Curating Demonstrations Using Online Experience
The paper "Curating Demonstrations using Online Experience" presents Demo-SCORE, an approach to automate the filtering of robot demonstration datasets through online self-curation by the robot. This method aims to improve policy performance by identifying and discarding suboptimal demonstrations that are not beneficial for learning reliable imitation strategies.
Introduction
Demo-SCORE addresses the challenge of leveraging heterogeneous demonstration datasets that contain a mix of high and low-quality demonstrations. As robot learning environments become more complex, they necessitate diverse demonstration strategies that might not always be reliable for robots to imitate. Human demonstrations often include suboptimal strategies due to variance in human execution, leading to poor robot performance when uninterpreted.
Figure 1: Human demonstrations can involve unreliable strategies, such as picking up a spoon by its edge, which may not translate effectively to robotic execution.
Methodology
Demo-SCORE automates the curation of demonstration datasets in four key steps:
- Initial Policy Training: A policy is trained on the full set of demonstrations, capturing the variability in strategies.
- Policy Evaluation through Rollouts: Rollouts are conducted at various checkpoints to evaluate policy performance.
- Classifier Development: A classifier is trained using the rollout data to distinguish between successful and failed rollouts, identifying reliable strategies.
- Dataset Filtering: Using the classifier, unreliable demonstrations are filtered out to refine the dataset for further policy training.

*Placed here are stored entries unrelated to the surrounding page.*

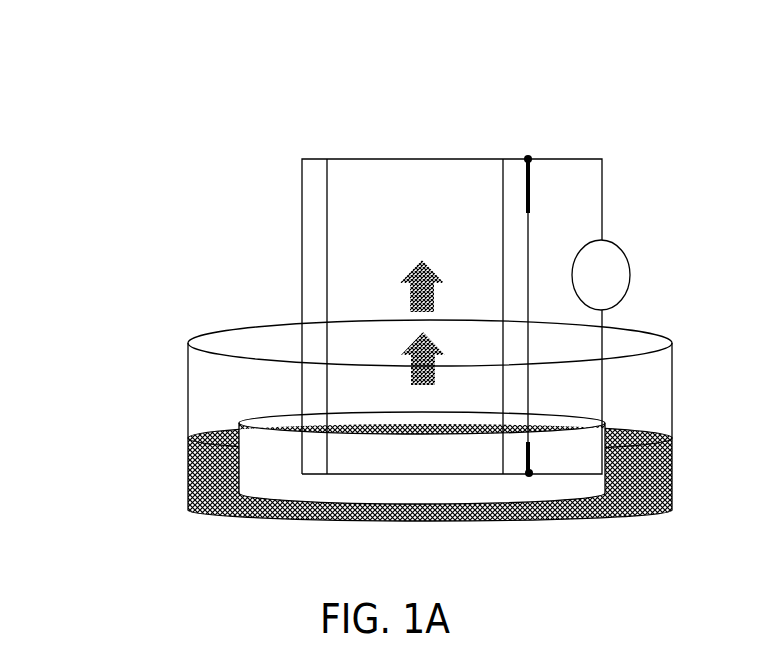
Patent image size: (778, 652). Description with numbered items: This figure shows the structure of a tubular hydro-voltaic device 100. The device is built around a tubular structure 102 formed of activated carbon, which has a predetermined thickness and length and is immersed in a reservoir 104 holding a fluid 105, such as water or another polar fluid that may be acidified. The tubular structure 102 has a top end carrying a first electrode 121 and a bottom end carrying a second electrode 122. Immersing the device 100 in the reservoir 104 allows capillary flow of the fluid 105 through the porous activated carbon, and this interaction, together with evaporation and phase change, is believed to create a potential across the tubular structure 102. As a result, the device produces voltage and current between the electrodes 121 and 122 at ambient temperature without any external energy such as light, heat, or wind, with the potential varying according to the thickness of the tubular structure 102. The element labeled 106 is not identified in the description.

The tubular hydro-voltaic device 100 is at (185, 97).
The tubular structure 102 is at (310, 238).
The reservoir 104 is at (187, 484).
The fluid 105 is at (187, 506).
The electrolyte liquid 106 is at (273, 457).
The first electrode 121 is at (538, 187).
The second electrode 122 is at (535, 470).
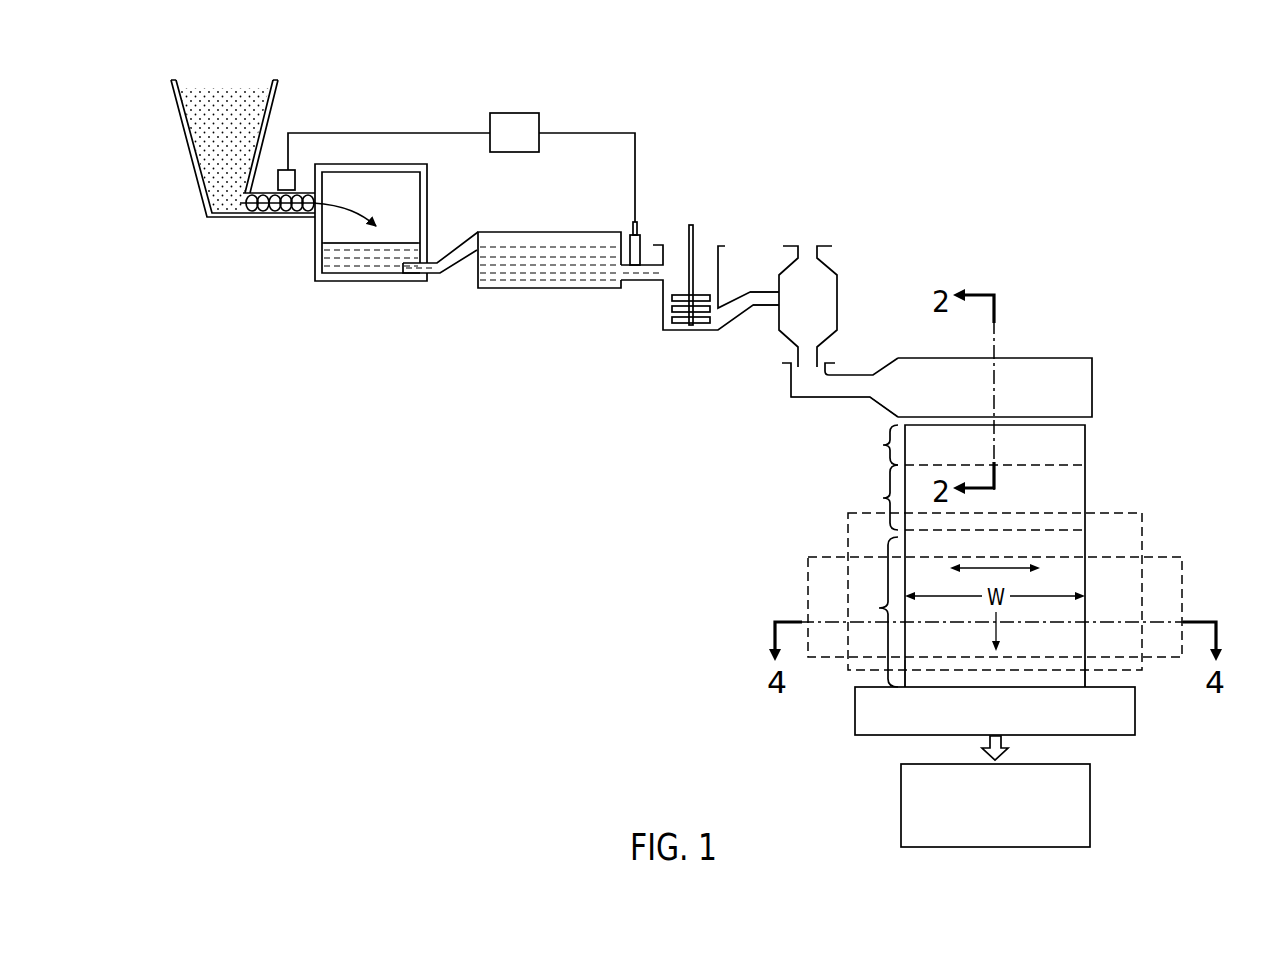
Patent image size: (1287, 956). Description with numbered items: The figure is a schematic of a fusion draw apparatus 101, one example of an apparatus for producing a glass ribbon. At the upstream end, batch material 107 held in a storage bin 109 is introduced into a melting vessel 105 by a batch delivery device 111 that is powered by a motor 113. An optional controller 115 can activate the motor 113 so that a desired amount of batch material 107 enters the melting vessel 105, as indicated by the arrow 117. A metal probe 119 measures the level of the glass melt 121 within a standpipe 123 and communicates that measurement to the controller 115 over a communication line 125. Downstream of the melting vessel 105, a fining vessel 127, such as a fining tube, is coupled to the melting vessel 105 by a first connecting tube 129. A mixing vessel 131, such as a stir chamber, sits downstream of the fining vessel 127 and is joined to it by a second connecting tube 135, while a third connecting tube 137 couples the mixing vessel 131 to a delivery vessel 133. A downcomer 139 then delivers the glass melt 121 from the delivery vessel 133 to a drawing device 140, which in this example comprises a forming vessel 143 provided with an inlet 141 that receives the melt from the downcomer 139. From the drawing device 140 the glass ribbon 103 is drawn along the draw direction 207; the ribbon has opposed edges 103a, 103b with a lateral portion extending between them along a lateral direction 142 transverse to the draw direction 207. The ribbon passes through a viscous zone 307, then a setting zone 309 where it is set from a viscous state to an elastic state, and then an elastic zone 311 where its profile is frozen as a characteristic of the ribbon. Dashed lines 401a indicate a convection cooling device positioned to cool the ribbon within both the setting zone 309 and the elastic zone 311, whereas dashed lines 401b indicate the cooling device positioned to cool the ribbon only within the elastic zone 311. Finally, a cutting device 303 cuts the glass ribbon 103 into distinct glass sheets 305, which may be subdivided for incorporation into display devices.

The fusion draw apparatus 101 is at (834, 163).
The melting vessel 105 is at (350, 302).
The batch material 107 is at (218, 88).
The storage bin 109 is at (188, 147).
The batch delivery device 111 is at (268, 208).
The motor 113 is at (293, 171).
The controller 115 is at (513, 113).
The arrow 117 is at (342, 205).
The metal probe 119 is at (630, 223).
The glass melt 121 is at (400, 242).
The standpipe 123 is at (642, 240).
The communication line 125 is at (583, 132).
The fining vessel 127 is at (543, 231).
The first connecting tube 129 is at (457, 246).
The mixing vessel 131 is at (720, 262).
The delivery vessel 133 is at (841, 280).
The second connecting tube 135 is at (646, 283).
The third connecting tube 137 is at (737, 318).
The downcomer 139 is at (822, 356).
The inlet 141 is at (792, 381).
The forming vessel 143 is at (1052, 357).
The drawing device 140 is at (1109, 368).
The glass ribbon 103 is at (1073, 450).
The opposed edge 103a is at (906, 676).
The opposed edge 103b is at (1084, 676).
The viscous zone 307 is at (868, 445).
The setting zone 309 is at (862, 497).
The elastic zone 311 is at (877, 609).
The dashed lines 401a is at (1143, 527).
The dashed lines 401b is at (1183, 571).
The lateral direction 142 is at (1005, 568).
The draw direction 207 is at (997, 624).
The cutting device 303 is at (838, 712).
The glass sheets 305 is at (910, 802).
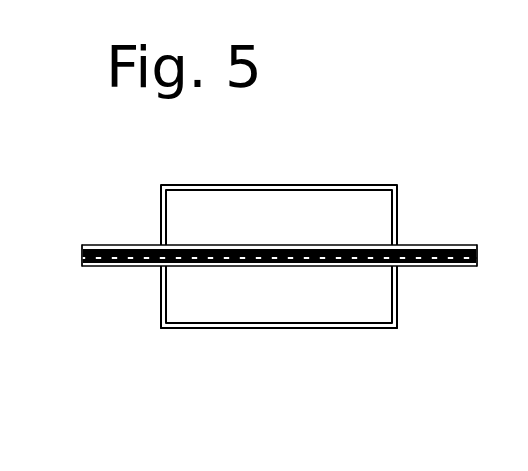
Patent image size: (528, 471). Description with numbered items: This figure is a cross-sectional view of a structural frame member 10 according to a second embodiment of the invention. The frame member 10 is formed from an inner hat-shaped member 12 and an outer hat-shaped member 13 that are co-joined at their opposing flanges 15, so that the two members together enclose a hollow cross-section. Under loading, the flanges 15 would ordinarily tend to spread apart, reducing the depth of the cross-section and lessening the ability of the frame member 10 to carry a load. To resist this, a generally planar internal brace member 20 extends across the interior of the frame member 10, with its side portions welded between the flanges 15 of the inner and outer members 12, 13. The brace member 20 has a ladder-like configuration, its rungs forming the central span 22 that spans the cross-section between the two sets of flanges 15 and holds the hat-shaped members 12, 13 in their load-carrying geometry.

The structural frame member 10 is at (279, 250).
The inner hat-shaped member 12 is at (320, 185).
The outer hat-shaped member 13 is at (267, 329).
The flanges 15 is at (112, 266).
The internal brace member 20 is at (279, 262).
The central span 22 is at (281, 248).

Figure 2: Illustration of the Demo-SCORE workflow, including policy training, evaluation, classification, and demonstration filtering.
Experimental Evaluation
The effectiveness of Demo-SCORE was validated through experiments on both simulated and real-world tasks.
Simulated Experiments
Two tasks evaluated were the bimanual peg insertion in the ALOHA environment and the square peg task in Robosuite.
Real-World Tasks
The real-world evaluation was conducted using a multi-task ALOHA setup, which included tasks like spoon placement in a rack and strawberry picking from a cluttered scene.
Robustness and Generalization
In addressing off-distribution (OOD) initial conditions, Demo-SCORE maintains its robustness. Experiments revealed that even with significant changes in initial task setups or when challenged with OOD environments, the refined datasets preserved by Demo-SCORE allowed for effective policy generalization without loss of state coverage.
Conclusion
Demo-SCORE presents a scalable and effective method for enhancing the performance of robots learning from demonstrations by leveraging online experiences to curate datasets. It effectively discerns and eliminates unreliable strategies that human curation may overlook, thereby improving policy success rates across various tasks. Future work includes extending this approach to broader robotic scenarios and refining classifier techniques for more sophisticated demonstration datasets.